I think you can expect the cost of debt to remain stable for the balance of this financial year. We've obviously got a chunk of debt that expires out in FY '22, which we'll be looking to resolve over the course of this 6 to 12 months.

Simon Chan

That's great. In relation to your comment about less [ in-store ] transactions and more sale and leaseback, just wondering if you can comment on the -- is there any specific industries that you think there will be more sale and leaseback transactions?

Jesse Curtis

No. Look, I don't think there's a specific industry, but I think you could probably expect that the majority of cold store -- sorry, the majority of sale and leaseback-type transactions would probably fall in the manufacturing sector.
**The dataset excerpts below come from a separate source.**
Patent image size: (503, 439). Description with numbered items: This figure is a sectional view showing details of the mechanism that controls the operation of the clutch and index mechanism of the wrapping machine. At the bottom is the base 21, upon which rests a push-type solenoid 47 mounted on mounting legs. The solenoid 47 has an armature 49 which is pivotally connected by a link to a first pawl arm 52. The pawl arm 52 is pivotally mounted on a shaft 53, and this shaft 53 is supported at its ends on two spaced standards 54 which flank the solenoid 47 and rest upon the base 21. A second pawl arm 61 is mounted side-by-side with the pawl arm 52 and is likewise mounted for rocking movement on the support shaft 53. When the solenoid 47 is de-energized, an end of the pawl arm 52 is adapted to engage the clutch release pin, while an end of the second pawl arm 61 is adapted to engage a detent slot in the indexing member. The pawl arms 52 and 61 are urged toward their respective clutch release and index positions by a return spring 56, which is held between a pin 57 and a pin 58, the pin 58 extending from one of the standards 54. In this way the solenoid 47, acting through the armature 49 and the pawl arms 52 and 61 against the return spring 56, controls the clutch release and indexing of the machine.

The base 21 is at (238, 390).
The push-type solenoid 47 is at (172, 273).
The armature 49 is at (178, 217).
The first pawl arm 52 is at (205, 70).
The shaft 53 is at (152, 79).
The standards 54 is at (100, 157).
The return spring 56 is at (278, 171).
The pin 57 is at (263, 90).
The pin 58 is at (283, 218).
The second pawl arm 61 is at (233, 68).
That's probably where traditionally tenants have been owner-occupiers rather than tenants because of the nature of the investment that goes into these facilities, the long-term occupancy and the sort of essential requirement of that facility to their business operations. So I think you can expect where tenants have previously held that real estate on balance sheet, they'll look to find some liquidity in that and put significantly long-term leases on that in order to get that liquidity.

Simon Chan

That's terrific. And one final question for me.

In relation to Visy and Woolies, I appreciate you said that the incentives are at market. Just wondering how were the incentives taken.

Were they given in the form of rent-free or were they given in the form of new rackings, et cetera? Can you disclose it?

Jesse Curtis

Both those incentives were given as rent repayment.

Operator

[Operator Instructions] We have no further questions. Sorry, we've had a question come through from [ Peter Zach ] from Crédit Suisse.

Unknown Analyst

Jesse, really quick. What was the size of the surrender payment from Dansu?

And was that -- has the cash been received?

Jesse Curtis

The cash is received over a number of payments throughout this next financial year, Pete, and it equates to approximately a full payout of their rent to their expiry in November '22 and to make good.

Operator

[Operator Instructions] There appear to be no further questions at this time. I'll hand back for any final comments.

Thank you.

Jesse Curtis

Thank you for all the questions, guys, and thank you for everybody's ongoing support of Centuria Industrial REIT. Looking forward to discussing these results with you over the next couple of weeks.

Operator

Thank you so much. Ladies and gentlemen, that does conclude the call today.

Thank you so much for attending. You may now disconnect.